First Sight of Wake

When I first caught sight of Wake Island in November 2011 I felt a powerful sense of déjà vu: I had spent so much time poring over maps and letters, seeing Wake through the eyes of my father and grandfather and all of the other men who sacrificed so much to build a base on that tiny atoll.

Approaching Wake Island from the air.

It was my privilege and honor to visit Wake Island in the fall of 2011. The 611th Air Support Group based at Joint Base Elmendorf-Richardson in Alaska currently administers Wake, and the commander invited me to join their team in support of the annual COMPACAF tour. We would have three days on Wake before the arrival of General Gary North – commander of Pacific Air Forces, Generals Paul Selva and Stephen Hoog, and other officers, staff, and guests. I was to give the historical component of the tour on Wake.

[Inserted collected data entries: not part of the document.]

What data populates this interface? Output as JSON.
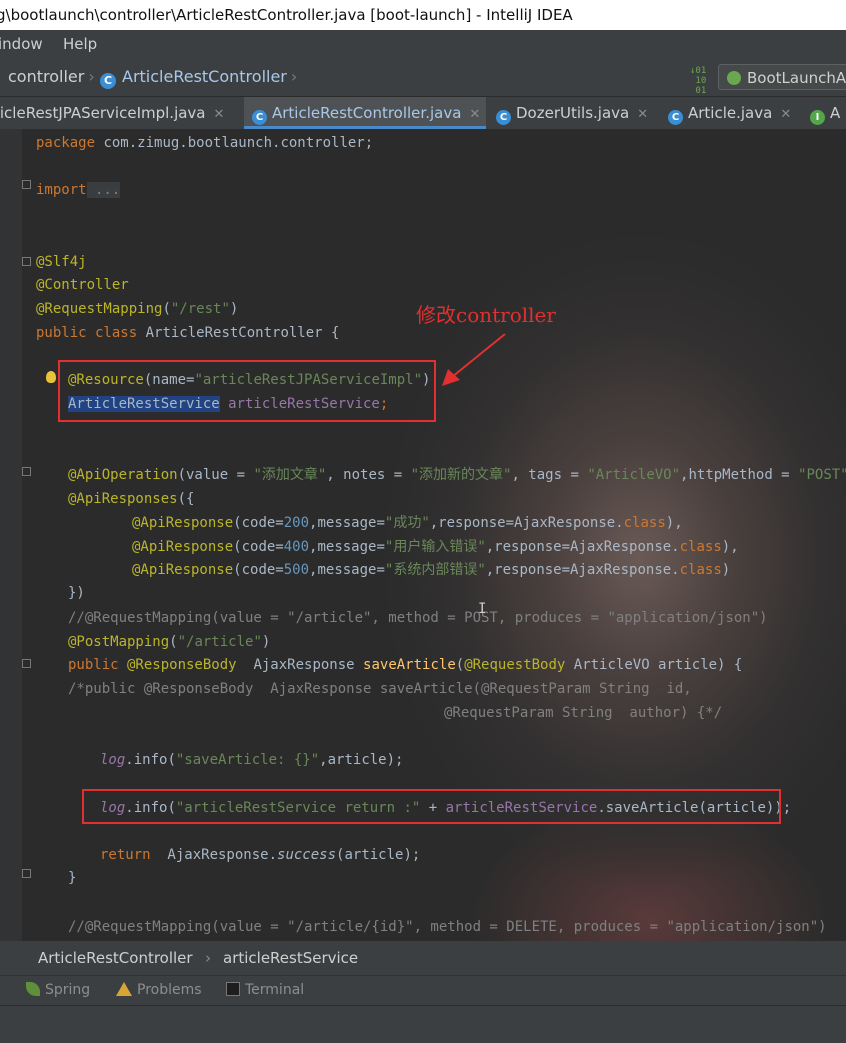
{
  "window": {
    "title": "g\\bootlaunch\\controller\\ArticleRestController.java [boot-launch] - IntelliJ IDEA"
  },
  "menu": {
    "items": [
      "Window",
      "Help"
    ],
    "display": [
      "indow",
      "Help"
    ]
  },
  "nav": {
    "crumbs": [
      "controller",
      "ArticleRestController"
    ],
    "run_config": "BootLaunchA",
    "binary_icon_text": "01\n10\n01"
  },
  "tabs": [
    {
      "label": "ticleRestJPAServiceImpl.java",
      "icon": "class-icon",
      "active": false
    },
    {
      "label": "ArticleRestController.java",
      "icon": "class-icon",
      "active": true
    },
    {
      "label": "DozerUtils.java",
      "icon": "class-icon",
      "active": false
    },
    {
      "label": "Article.java",
      "icon": "class-icon",
      "active": false
    },
    {
      "label": "A",
      "icon": "interface-icon",
      "active": false
    }
  ],
  "tab_close": "✕",
  "code": {
    "package_kw": "package",
    "package_name": " com.zimug.bootlaunch.controller;",
    "import_kw": "import",
    "import_fold": " ...",
    "ann_slf4j": "@Slf4j",
    "ann_controller": "@Controller",
    "ann_reqmap": "@RequestMapping",
    "reqmap_arg": "\"/rest\"",
    "class_decl_kw": "public class",
    "class_name": " ArticleRestController {",
    "resource_ann": "@Resource",
    "resource_pre": "(name=",
    "resource_val": "\"articleRestJPAServiceImpl\"",
    "resource_post": ")",
    "field_type": "ArticleRestService",
    "field_name": " articleRestService",
    "field_semi": ";",
    "apiop_ann": "@ApiOperation",
    "apiop_p1": "(value = ",
    "apiop_v1": "\"添加文章\"",
    "apiop_p2": ", notes = ",
    "apiop_v2": "\"添加新的文章\"",
    "apiop_p3": ", tags = ",
    "apiop_v3": "\"ArticleVO\"",
    "apiop_p4": ",httpMethod = ",
    "apiop_v4": "\"POST\"",
    "apiop_p5": ")",
    "apiresps_ann": "@ApiResponses",
    "apiresps_open": "({",
    "apiresp_ann": "@ApiResponse",
    "responses": [
      {
        "code": "200",
        "message": "\"成功\"",
        "end": "),"
      },
      {
        "code": "400",
        "message": "\"用户输入错误\"",
        "end": "),"
      },
      {
        "code": "500",
        "message": "\"系统内部错误\"",
        "end": ")"
      }
    ],
    "resp_code_pre": "(code=",
    "resp_msg_pre": ",message=",
    "resp_resp_pre": ",response=AjaxResponse.",
    "resp_class_kw": "class",
    "apiresps_close": "})",
    "comment_reqmap": "//@RequestMapping(value = \"/article\", method = POST, produces = \"application/json\")",
    "postmap_ann": "@PostMapping",
    "postmap_arg": "\"/article\"",
    "method_public": "public",
    "method_respbody": " @ResponseBody",
    "method_ret": "  AjaxResponse ",
    "method_name": "saveArticle",
    "method_reqbody": "@RequestBody",
    "method_params": " ArticleVO article) {",
    "comment_block1": "/*public @ResponseBody  AjaxResponse saveArticle(@RequestParam String  id,",
    "comment_block2": "@RequestParam String  author) {*/",
    "log1_obj": "log",
    "log1_info": ".info(",
    "log1_str": "\"saveArticle: {}\"",
    "log1_end": ",article);",
    "log2_obj": "log",
    "log2_info": ".info(",
    "log2_str": "\"articleRestService return :\"",
    "log2_plus": " + ",
    "log2_field": "articleRestService",
    "log2_call": ".saveArticle(article));",
    "return_kw": "return",
    "return_rest_pre": "  AjaxResponse.",
    "return_success": "success",
    "return_rest_post": "(article);",
    "close_brace": "}",
    "comment_delete": "//@RequestMapping(value = \"/article/{id}\", method = DELETE, produces = \"application/json\")"
  },
  "annotation_text": "修改controller",
  "cursor_glyph": "I",
  "breadcrumb_bottom": [
    "ArticleRestController",
    "articleRestService"
  ],
  "breadcrumb_sep": "›",
  "tool_windows": [
    {
      "label": "Spring",
      "icon": "spring-leaf-icon"
    },
    {
      "label": "Problems",
      "icon": "warning-icon"
    },
    {
      "label": "Terminal",
      "icon": "terminal-icon"
    }
  ],
  "colors": {
    "keyword": "#cc7832",
    "annotation": "#bbb529",
    "string": "#6a8759",
    "number": "#6897bb",
    "highlight_box": "#e03030"
  }
}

Our ride from Hickam to Wake Island was surely the luck of the draw: one of the air force’s C-37 Gulfstream executive jets. As we leveled off at 40,000 feet flying west at 525 mph, I thought of the early Pan American Clipper passengers speeding across the Pacific in the lap of luxury. A couple of hours into the flight we crossed the International Date Line and I passed around a copy of my grandfather’s Pan Am certificate commemorating the same occasion seventy years earlier.

When we felt the plane begin to descend, I peered out the window, eager to get my first glimpse of Wake through the scattered clouds. At about ten thousand feet I caught sight of a brown blur out in the distance; the plane continued its descent, circled, and there it was: Wake Island. I had seen it so many times in my mind’s eye that it was like coming home.